A police officer who can only poo once every two months due to a crippling bowel condition is trying to raise £30,000 for an operation to help relieve her ailment.
Anna Cowling can only eat soft foods and feels bloated after a single sip of water because and has constant sickness and nausea.
The 34-year-old was diagnosed with the chronic condition gastroparesis in 2017, meaning her stomach takes longer than normal to digest food.
She is left with crippling pain in her joints and chronic bloating meaning she spends most of her time in hospital or sitting down at home.
The worsening condition has meant Anna has had to leave behind her dream job in the control room for the Met Police where she had worked since 2011 because of the pain.
She said: “It’s just impossible to do anything. When I’m at home I’m just constantly on the sofa, my parents have to do everything for me and I’m always at hospital.
“I can only eat soft foods so I’ll have a yogurt for breakfast, soup for lunch and then mashed potato for dinner but it has to be really mashed, sometimes I have to put it through a blender.
“I have a sip of water and I’m bloated, I just feel really heavy in my stomach and I have pain on my spine. I just want to feel better.”
Anna has suffered with bowel and digestion issues ever since she was born.
She explained: “Ever since I was born, I have always had difficulty going to the toilet, when was younger I would only go once a week.
“It was 2015 when I noticed quite a big change. I was going to the toilet once a month and I would try taking laxatives but nothing would work.
“Then it got worse in 2017. I was getting constant pains in my abdominal and my joints and I started going to the toilet every two months. I couldn’t keep anything down.”

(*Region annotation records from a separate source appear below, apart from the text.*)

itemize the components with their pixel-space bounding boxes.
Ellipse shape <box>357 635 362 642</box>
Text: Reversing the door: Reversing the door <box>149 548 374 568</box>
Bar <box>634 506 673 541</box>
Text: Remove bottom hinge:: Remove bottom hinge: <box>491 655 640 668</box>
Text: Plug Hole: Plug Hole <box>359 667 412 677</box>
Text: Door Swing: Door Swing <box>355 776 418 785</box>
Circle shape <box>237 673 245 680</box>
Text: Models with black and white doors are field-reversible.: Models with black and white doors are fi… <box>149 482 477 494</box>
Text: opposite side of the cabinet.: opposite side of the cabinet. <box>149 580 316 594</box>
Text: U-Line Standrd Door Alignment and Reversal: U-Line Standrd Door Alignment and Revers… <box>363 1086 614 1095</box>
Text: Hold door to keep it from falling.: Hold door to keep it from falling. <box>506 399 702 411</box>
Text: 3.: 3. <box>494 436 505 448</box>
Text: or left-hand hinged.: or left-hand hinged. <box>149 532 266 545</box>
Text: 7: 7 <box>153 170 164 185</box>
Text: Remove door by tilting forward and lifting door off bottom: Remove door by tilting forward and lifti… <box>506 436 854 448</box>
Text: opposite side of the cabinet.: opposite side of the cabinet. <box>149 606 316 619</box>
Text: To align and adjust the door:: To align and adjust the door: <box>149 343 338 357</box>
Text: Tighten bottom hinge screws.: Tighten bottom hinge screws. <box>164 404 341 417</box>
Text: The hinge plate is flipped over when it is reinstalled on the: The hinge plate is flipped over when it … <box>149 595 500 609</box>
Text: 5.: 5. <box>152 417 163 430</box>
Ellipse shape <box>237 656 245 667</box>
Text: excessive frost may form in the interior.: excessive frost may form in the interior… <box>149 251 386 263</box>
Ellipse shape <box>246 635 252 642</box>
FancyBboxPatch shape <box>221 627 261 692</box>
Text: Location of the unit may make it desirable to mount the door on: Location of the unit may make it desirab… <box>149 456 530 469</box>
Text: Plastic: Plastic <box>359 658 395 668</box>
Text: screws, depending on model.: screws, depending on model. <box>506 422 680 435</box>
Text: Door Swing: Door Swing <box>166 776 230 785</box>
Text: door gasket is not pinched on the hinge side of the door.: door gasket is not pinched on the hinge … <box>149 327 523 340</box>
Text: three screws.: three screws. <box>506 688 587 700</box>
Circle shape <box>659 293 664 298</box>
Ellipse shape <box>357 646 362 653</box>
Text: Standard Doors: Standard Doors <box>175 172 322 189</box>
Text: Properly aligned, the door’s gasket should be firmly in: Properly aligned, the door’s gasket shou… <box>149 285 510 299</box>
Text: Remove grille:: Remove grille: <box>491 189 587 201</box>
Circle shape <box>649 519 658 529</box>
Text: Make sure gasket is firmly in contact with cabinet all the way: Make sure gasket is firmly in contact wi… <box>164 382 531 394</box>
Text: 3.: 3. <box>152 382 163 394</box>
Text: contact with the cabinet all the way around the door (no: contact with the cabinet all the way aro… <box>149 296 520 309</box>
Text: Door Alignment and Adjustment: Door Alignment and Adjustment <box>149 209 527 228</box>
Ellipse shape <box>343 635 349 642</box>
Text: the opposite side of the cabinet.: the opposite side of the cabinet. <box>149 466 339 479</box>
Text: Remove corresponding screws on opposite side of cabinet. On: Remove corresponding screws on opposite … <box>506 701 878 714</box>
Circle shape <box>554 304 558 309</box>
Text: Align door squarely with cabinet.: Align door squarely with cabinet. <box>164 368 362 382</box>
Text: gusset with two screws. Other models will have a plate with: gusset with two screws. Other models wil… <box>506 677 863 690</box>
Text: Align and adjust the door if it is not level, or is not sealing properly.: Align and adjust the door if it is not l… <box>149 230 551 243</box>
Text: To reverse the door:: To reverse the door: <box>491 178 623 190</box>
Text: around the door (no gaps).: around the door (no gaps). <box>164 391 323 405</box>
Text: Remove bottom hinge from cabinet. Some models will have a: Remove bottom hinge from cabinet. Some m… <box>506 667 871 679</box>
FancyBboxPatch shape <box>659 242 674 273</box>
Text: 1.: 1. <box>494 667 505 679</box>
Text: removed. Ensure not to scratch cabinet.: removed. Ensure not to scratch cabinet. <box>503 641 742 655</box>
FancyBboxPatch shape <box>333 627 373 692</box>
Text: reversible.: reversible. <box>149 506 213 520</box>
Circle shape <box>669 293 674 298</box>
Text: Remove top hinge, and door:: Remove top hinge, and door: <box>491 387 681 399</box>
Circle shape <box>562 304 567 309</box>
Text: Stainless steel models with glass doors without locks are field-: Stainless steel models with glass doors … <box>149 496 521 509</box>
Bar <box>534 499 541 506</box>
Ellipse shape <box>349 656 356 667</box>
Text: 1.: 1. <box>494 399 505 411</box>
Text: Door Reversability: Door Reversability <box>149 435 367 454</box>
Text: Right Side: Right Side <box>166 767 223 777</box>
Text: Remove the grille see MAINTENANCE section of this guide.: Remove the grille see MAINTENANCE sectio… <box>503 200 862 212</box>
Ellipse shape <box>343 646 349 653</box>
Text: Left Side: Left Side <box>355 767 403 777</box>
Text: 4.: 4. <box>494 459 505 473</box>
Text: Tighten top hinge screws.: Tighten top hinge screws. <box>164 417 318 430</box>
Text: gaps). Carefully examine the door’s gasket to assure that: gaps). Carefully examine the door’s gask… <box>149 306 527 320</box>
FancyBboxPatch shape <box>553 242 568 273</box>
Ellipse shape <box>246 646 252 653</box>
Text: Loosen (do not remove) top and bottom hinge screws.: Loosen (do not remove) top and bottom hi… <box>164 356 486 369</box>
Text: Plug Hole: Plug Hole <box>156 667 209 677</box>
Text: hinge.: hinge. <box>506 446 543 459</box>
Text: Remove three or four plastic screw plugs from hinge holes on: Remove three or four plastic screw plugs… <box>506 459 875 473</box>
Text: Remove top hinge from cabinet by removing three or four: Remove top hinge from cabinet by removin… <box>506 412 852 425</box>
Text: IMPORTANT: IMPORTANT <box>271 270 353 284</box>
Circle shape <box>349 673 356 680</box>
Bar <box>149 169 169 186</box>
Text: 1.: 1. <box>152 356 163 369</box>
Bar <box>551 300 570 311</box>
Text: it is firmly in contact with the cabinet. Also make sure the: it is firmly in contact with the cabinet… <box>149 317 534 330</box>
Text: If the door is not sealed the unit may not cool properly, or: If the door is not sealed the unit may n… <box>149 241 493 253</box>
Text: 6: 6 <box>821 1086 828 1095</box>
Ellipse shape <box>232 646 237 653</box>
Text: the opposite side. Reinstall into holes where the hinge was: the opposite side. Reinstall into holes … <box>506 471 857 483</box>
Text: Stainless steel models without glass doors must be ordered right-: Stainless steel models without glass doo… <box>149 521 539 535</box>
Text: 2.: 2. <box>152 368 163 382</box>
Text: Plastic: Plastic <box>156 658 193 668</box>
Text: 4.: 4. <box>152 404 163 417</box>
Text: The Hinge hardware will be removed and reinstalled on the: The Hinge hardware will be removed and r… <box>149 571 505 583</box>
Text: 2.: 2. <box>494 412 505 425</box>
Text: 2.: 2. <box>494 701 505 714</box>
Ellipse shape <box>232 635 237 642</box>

In 2017, Anna was diagnosed with multiple chronic illnesses including gastroparesis and Ehlers Danlos syndrome- a rare condition affecting the connective tissue in the body.
The syndrome has led on to other issues including a heart infection and Anna is in constant pain with her joints.
People with EDS are at a also higher risk of complications if they are put to sleep with anaesthetics during surgery, as sufferers bleed for much longer than others, making wounds harder to heal.
Anna added: “They’re all separate but they all go hand in hand.”
While there is currently no cure for gastroparesis, there a few things that can be done to improve the quality of life- but the NHS do not fund them.
One option is a gastric pacemaker, which is performed in an NHS hospital in Essex, but costs around £30,000.
The pacemaker would be fitted in the stomach and would speed up Anna’s gastric emptying but it needs to be replaced every ten years.
The second option is to under a Per-oral Pyloromyotomy procedure (POP) in America in a specialist bowel hospital.
This would snip part of the end of your stomach off allowing it to empty better but this treatment is not available in the UK and costs around $40,000- over £30,000.
Anna said: “That is the most effective option and it would hopefully improve my quality of life.
“I just feel like it’s never ending, I’m always in hospital. Before I could never really sit and do nothing I was always out doing something but now I just feel so ill.”
Anna previously worked for easyJet and volunteered with the police for seven years before finally joining the control room and was also a special for Essex Police.
She said: “I thought I’m spending all my time here, I might as well join! I loved my job it was something I always wanted to do. I would wake up and feel excited about going into work.
“If I can get this surgery I’d love to return even if it’s just part time.”
Anna is now trying to raise money to pay for the treatment in America as well as travel and accommodation costs.